30. What do you hope to accomplish this year, major goals to minor goals?
J: To really get our name out there, so people can hear what we've been writing. It's good stuff, deserves to be heard. I want touring/ playing out to be a much more standard thing for us, and I want to hit places that get missed by most bands. I'd like to expand our audience outside of the confines of the goth/ industrial club scene, work with other people who think outside of genres, try new techniques and instrumentation.
N: Major goals: pushing IP past its current musical boundaries, promoting the fuck out of IP, starting the second IP album, IP tour, Screaming Black Circle, art book, making DVM an actual company. Minor goals: Mauth, an IP video, getting some sleep.

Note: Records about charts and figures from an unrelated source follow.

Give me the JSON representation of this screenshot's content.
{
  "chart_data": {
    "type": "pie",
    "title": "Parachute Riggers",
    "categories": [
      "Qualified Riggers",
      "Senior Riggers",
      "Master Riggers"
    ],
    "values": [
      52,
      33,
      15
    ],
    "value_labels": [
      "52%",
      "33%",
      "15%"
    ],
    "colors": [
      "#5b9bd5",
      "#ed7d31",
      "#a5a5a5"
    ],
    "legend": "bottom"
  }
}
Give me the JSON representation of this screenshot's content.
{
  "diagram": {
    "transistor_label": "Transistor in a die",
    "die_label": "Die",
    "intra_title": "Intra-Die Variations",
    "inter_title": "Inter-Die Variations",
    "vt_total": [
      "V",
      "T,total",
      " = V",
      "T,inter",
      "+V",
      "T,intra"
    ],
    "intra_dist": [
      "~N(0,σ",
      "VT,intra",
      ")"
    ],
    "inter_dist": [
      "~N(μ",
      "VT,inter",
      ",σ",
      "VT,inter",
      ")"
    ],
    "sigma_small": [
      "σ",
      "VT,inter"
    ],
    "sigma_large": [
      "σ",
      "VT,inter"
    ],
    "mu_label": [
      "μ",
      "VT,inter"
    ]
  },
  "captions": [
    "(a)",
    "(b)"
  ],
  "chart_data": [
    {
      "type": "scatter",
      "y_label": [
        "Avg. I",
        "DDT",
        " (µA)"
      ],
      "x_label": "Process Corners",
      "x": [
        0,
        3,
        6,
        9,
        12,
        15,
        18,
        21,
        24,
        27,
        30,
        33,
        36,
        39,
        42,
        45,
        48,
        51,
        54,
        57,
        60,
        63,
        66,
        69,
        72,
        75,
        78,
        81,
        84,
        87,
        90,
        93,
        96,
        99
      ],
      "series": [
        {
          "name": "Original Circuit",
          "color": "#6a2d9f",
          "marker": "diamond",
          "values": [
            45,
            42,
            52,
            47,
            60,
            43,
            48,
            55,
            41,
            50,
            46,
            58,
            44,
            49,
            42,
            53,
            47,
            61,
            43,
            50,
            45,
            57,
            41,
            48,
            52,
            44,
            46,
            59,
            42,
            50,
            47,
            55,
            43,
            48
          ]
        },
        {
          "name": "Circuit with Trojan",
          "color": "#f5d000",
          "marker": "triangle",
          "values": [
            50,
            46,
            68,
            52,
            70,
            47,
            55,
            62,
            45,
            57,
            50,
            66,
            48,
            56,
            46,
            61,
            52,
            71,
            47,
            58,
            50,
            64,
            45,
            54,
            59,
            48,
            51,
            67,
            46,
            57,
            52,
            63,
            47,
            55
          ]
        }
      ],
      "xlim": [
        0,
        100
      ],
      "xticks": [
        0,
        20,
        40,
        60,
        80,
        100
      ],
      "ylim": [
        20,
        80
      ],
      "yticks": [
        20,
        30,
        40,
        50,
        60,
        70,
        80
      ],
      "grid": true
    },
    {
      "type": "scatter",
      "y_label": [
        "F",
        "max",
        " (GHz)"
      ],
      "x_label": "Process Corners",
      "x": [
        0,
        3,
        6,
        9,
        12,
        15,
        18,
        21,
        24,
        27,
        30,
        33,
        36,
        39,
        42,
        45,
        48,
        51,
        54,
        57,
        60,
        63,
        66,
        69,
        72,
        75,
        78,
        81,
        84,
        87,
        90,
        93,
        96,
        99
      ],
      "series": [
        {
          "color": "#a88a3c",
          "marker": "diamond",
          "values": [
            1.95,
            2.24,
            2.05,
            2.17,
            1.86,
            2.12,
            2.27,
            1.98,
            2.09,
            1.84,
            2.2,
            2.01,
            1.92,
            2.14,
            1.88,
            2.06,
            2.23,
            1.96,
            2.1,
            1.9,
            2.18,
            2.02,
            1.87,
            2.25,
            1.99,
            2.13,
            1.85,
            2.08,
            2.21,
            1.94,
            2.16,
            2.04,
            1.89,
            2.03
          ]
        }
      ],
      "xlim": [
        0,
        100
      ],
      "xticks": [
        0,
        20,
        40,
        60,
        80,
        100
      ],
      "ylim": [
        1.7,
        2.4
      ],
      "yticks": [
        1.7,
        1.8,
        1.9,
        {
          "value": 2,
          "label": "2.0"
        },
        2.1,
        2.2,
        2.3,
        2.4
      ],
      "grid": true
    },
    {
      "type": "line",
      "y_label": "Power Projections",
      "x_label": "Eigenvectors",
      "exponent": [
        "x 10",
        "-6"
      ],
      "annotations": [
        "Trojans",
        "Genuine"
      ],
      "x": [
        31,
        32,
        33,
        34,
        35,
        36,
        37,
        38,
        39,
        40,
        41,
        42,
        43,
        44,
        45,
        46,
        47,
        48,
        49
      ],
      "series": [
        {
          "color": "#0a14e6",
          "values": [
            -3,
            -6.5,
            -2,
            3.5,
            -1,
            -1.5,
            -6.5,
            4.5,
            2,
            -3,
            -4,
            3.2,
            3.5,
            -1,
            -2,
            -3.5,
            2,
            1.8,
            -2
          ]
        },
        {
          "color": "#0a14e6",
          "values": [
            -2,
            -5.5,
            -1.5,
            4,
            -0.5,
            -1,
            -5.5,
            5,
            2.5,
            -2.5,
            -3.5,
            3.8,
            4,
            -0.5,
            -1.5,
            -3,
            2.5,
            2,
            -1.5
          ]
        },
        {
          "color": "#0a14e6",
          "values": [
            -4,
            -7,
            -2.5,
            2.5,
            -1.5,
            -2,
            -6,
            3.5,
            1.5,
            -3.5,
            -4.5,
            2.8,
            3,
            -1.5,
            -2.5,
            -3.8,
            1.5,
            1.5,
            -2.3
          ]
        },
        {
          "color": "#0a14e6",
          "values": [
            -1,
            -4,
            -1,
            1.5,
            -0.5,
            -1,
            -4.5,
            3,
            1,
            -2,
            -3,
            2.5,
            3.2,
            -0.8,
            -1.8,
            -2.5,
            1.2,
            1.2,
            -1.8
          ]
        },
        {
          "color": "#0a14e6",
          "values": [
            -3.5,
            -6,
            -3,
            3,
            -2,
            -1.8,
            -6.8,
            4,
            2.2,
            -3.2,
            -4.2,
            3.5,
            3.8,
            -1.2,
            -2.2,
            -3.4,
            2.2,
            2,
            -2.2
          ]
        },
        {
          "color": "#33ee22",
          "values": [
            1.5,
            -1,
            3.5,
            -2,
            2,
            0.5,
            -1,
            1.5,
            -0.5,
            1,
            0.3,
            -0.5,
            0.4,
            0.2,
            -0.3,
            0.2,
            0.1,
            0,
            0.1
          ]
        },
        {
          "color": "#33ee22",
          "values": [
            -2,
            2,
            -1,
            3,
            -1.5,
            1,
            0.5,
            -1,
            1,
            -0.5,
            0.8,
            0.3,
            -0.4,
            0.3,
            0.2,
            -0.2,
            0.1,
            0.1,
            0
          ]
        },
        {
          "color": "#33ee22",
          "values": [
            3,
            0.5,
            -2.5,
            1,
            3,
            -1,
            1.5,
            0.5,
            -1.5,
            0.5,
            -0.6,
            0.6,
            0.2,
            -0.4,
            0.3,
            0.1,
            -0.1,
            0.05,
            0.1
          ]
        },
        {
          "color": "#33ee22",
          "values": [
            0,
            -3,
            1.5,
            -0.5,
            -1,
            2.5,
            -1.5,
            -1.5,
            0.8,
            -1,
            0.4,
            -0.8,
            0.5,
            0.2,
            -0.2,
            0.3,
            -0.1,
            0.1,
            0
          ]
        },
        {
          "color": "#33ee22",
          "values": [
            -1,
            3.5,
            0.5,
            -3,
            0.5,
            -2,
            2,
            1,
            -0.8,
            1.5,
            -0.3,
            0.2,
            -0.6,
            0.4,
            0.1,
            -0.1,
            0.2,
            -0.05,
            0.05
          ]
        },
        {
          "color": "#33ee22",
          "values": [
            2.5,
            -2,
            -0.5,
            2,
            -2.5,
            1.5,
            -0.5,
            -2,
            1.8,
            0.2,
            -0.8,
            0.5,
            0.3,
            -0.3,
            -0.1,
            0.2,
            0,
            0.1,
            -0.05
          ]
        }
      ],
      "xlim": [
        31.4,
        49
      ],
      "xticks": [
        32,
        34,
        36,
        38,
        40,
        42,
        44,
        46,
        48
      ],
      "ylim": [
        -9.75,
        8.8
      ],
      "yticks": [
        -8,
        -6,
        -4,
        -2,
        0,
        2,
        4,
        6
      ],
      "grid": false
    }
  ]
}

31. The future of Dark Vision Media?
N: Well as I just mentioned, I'd like to make it an actual company... I don't think we're going to be a services company, like doing peoples web sites left and right.. I want to keep it a challenging art organization, but still do things on the side here and there for people. We'll see. I have many plans. Many more than are listed on the web site.
J: Too soon to tell just yet, but the pieces are all there. We have talented artists, musicians, and writers to work with, not to mention experienced business people. That we're not rushing it increases the likelihood that DVM will become a stable production company.
32. Anything to add, did I forget to ask you something?
J- Lemmie see.... Nope. That's good.